The market for home heating of pellets does not grow nearly as much. Right now 21% of heating wood pellets come from North America, with a 15Mt supply of pellets. This surplus exists on top of an already over capacity North American production environment means wasted capacity. Over supply of US and Canadian production capacity by the end of 2016 was around 12.7 million tones per year.

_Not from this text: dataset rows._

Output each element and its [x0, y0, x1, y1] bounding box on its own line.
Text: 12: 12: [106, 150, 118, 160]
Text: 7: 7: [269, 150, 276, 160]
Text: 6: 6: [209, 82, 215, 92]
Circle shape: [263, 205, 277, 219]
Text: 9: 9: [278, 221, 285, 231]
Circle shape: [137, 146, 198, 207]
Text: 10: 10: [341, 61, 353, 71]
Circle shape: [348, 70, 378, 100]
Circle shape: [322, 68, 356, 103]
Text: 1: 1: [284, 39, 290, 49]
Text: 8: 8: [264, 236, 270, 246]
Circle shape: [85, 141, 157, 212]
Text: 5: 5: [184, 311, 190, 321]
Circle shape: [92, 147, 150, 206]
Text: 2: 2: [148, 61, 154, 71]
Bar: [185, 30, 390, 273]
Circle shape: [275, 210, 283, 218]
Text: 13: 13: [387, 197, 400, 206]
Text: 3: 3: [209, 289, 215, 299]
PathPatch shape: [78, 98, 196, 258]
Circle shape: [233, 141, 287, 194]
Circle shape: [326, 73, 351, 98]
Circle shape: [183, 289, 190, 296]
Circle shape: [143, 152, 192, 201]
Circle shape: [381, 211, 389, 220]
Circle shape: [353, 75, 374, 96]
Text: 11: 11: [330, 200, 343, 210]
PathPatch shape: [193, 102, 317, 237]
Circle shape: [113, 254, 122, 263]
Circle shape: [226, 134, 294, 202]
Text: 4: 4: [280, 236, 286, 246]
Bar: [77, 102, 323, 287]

If the cost of oil rebounds from 2018 onwards, heating pellets may resume traditional growth. However, increases in winter temperatures especially in Europe and the continued expansions of solar and wind may be enough to reduce demands for oil. Some are forecasting an increase in demand of 9.5 million tons by 2025. In most of Europe, where many countries have high taxes on heating oil, demand is more driven by weather than by oil prices. A lack of demand in heating pellets comes from two areas the low price of traditional heating fuels and the potential for more mild winters due to climate change. Due to the warmth of 2015’s winter in Europe demand fell noticeably, as heating requirements were 20% below average. Pellets have a use beyond heating, but is it enough to re-engage the market?
Lessons for Asia
The heating market for Asia will likely never take off due both to shorter Winters and rising temperatures. Most Asian urban populations tend to aggregate in warmer environments. In terms of production the demand for heating comes mostly from the EU who can depend on already overcapacity market from the US and Canada.